How Atelectasis Feels
Symptoms depend heavily on how fast the collapse develops and how much lung is involved. A small area of atelectasis after surgery may produce no noticeable symptoms at all, or just a mild cough. Slowly developing atelectasis from a growing tumor might cause only subtle shortness of breath that worsens over weeks.
Rapid collapse of a large section of lung is a different story. When a major airway suddenly becomes blocked or a large pneumothorax develops, you can experience sharp pain on the affected side, sudden difficulty breathing, a fast heart rate, and in severe cases a bluish tint to the skin from low oxygen levels. A persistent dry, hacking cough can also develop, particularly when the middle lobe of the right lung is involved. On a physical exam, the affected side of the chest may move less during breathing, and breath sounds over the collapsed area are diminished or absent.
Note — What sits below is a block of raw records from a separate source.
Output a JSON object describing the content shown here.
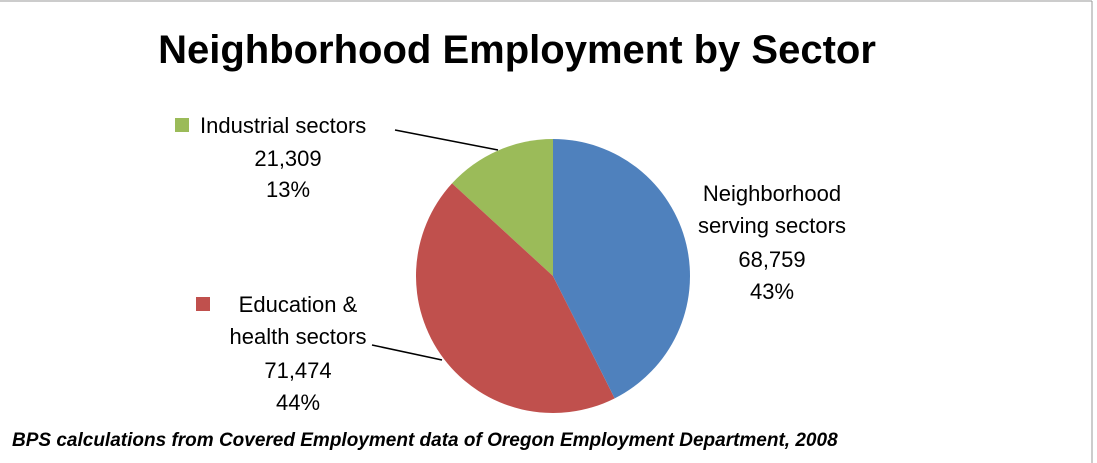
{
  "chart_data": {
    "type": "pie",
    "title": "Neighborhood Employment by Sector",
    "categories": [
      "Neighborhood serving sectors",
      "Education & health sectors",
      "Industrial sectors"
    ],
    "values": [
      68759,
      71474,
      21309
    ],
    "value_labels": [
      "68,759",
      "71,474",
      "21,309"
    ],
    "percent_labels": [
      "43%",
      "44%",
      "13%"
    ],
    "colors": [
      "#4f81bd",
      "#c0504d",
      "#9bbb59"
    ],
    "note": "BPS calculations from Covered Employment data of Oregon Employment Department, 2008"
  }
}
How Atelectasis Is Detected
A chest X-ray is the primary tool. Radiologists look for direct signs like a visible shift in the normal lung boundaries (fissures) and an opaque, white-out appearance where the collapsed tissue sits. Indirect signs add further evidence: the windpipe or heart may be pulled toward the collapsed side, the diaphragm on that side may sit higher than normal, and the ribs may appear crowded together. When an entire lung collapses, the whole side of the chest appears white on the X-ray, with the central structures of the chest shifted toward the affected side. That shift is actually a useful clue, because a massive fluid collection would push those structures the opposite direction.
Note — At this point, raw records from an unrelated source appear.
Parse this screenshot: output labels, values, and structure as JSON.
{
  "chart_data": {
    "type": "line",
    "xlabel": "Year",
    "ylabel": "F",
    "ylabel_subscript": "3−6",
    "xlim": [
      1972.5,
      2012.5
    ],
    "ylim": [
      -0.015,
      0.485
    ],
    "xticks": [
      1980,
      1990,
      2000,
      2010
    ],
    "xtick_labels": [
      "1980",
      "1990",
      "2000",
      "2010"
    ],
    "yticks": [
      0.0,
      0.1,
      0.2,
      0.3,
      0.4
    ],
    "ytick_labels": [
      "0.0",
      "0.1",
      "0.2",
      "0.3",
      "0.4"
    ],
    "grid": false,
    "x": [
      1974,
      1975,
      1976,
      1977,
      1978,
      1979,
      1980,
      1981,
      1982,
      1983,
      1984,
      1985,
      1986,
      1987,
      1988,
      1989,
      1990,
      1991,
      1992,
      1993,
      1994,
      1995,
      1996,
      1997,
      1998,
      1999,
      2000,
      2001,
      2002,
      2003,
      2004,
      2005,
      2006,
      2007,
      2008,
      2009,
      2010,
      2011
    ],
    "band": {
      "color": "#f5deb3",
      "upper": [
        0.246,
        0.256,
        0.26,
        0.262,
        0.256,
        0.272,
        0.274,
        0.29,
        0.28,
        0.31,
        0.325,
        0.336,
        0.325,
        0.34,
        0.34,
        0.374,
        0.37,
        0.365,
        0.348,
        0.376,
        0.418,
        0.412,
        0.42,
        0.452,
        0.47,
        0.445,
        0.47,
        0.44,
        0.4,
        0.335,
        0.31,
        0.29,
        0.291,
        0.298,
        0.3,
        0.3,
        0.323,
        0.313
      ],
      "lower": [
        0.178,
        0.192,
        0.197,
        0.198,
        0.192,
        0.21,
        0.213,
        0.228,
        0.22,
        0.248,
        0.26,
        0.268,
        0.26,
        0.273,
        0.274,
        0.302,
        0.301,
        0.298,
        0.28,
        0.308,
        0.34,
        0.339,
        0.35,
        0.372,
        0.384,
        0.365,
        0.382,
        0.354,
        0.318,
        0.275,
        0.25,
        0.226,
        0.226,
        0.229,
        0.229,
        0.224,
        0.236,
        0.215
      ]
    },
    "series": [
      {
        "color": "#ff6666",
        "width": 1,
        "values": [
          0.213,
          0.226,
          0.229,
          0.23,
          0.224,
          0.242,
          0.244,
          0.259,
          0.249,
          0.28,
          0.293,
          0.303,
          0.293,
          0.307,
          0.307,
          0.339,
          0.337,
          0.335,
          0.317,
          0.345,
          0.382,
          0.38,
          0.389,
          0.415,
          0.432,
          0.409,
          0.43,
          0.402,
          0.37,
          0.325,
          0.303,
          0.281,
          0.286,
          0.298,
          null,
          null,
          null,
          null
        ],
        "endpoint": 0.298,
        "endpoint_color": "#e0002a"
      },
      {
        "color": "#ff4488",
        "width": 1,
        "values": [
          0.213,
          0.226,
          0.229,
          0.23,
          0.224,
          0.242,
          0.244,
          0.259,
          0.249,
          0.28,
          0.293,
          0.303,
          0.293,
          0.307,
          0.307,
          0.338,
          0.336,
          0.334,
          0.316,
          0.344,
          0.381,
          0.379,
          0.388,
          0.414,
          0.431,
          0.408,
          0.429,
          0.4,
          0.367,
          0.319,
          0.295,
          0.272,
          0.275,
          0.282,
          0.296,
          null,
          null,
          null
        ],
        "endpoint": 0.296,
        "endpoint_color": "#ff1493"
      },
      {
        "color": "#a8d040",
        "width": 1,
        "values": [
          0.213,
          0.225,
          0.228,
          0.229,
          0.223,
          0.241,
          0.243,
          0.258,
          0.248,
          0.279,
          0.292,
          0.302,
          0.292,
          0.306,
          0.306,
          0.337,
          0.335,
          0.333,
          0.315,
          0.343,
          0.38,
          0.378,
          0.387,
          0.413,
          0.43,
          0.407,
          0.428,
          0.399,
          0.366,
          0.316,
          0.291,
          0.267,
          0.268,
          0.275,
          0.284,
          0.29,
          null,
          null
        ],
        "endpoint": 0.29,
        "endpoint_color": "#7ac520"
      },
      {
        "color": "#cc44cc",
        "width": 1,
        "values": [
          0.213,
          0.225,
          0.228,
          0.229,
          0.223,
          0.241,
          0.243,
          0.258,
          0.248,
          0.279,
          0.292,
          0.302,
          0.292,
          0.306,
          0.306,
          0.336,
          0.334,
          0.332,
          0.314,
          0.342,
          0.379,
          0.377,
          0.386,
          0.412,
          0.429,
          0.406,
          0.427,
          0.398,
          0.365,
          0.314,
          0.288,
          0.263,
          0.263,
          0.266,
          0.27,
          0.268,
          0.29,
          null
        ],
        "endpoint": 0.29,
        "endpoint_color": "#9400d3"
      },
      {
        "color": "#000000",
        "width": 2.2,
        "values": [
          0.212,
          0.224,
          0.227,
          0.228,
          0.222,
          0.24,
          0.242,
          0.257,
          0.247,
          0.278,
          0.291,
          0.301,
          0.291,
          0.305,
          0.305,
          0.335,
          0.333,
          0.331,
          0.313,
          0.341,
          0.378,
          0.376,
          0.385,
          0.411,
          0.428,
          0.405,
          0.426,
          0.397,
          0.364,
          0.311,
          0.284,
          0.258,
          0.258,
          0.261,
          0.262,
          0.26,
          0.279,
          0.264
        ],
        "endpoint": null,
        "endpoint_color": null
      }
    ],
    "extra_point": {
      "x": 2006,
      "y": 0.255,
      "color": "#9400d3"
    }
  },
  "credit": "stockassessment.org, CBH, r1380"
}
How Atelectasis Is Managed
Treatment targets the underlying mechanism. For resorption atelectasis, the goal is to clear the blockage. That might mean suctioning mucus, performing a bronchoscopy to remove an object or plug, or treating a tumor that’s compressing an airway. For compression atelectasis, removing the external pressure is key: draining pleural fluid or releasing trapped air from the chest cavity. Contraction atelectasis has the fewest treatment options, since the scarring is generally irreversible. Management focuses on treating the underlying fibrotic disease and supporting breathing.
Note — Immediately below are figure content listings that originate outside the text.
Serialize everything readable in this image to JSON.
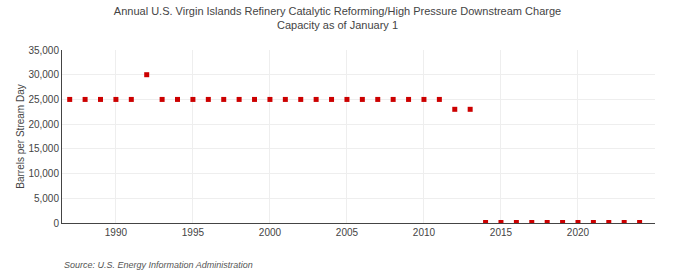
{
  "chart_data": {
    "type": "scatter",
    "title": "Annual U.S. Virgin Islands Refinery Catalytic Reforming/High Pressure Downstream Charge\nCapacity as of January 1",
    "ylabel": "Barrels per Stream Day",
    "annotations": [
      "Source: U.S. Energy Information Administration"
    ],
    "color": "#cc0000",
    "marker": "square",
    "grid": true,
    "xlim": [
      1986.5,
      2025
    ],
    "xticks": [
      1990,
      1995,
      2000,
      2005,
      2010,
      2015,
      2020
    ],
    "ylim": [
      0,
      35000
    ],
    "yticks": [
      0,
      {
        "value": 5000,
        "label": "5,000"
      },
      {
        "value": 10000,
        "label": "10,000"
      },
      {
        "value": 15000,
        "label": "15,000"
      },
      {
        "value": 20000,
        "label": "20,000"
      },
      {
        "value": 25000,
        "label": "25,000"
      },
      {
        "value": 30000,
        "label": "30,000"
      },
      {
        "value": 35000,
        "label": "35,000"
      }
    ],
    "x": [
      1987,
      1988,
      1989,
      1990,
      1991,
      1992,
      1993,
      1994,
      1995,
      1996,
      1997,
      1998,
      1999,
      2000,
      2001,
      2002,
      2003,
      2004,
      2005,
      2006,
      2007,
      2008,
      2009,
      2010,
      2011,
      2012,
      2013,
      2014,
      2015,
      2016,
      2017,
      2018,
      2019,
      2020,
      2021,
      2022,
      2023,
      2024
    ],
    "values": [
      25000,
      25000,
      25000,
      25000,
      25000,
      30000,
      25000,
      25000,
      25000,
      25000,
      25000,
      25000,
      25000,
      25000,
      25000,
      25000,
      25000,
      25000,
      25000,
      25000,
      25000,
      25000,
      25000,
      25000,
      25000,
      23000,
      23000,
      100,
      100,
      100,
      100,
      100,
      100,
      100,
      100,
      100,
      100,
      100
    ]
  }
}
Prevention plays a major role, especially around surgery. Postoperative atelectasis is extremely common, with pulmonary complications occurring in an estimated 9 to 40% of major abdominal surgeries and up to 69% of cardiothoracic procedures. Incentive spirometry, a handheld device that encourages slow, deep breaths with visual feedback, is the most widely used tool for prevention and treatment in hospital settings. Positive airway pressure therapies that gently push air into the lungs are also effective but require more specialized equipment. Early mobilization after surgery, pain control that allows comfortable deep breathing, and coughing exercises all help keep the airways open and the alveoli inflated.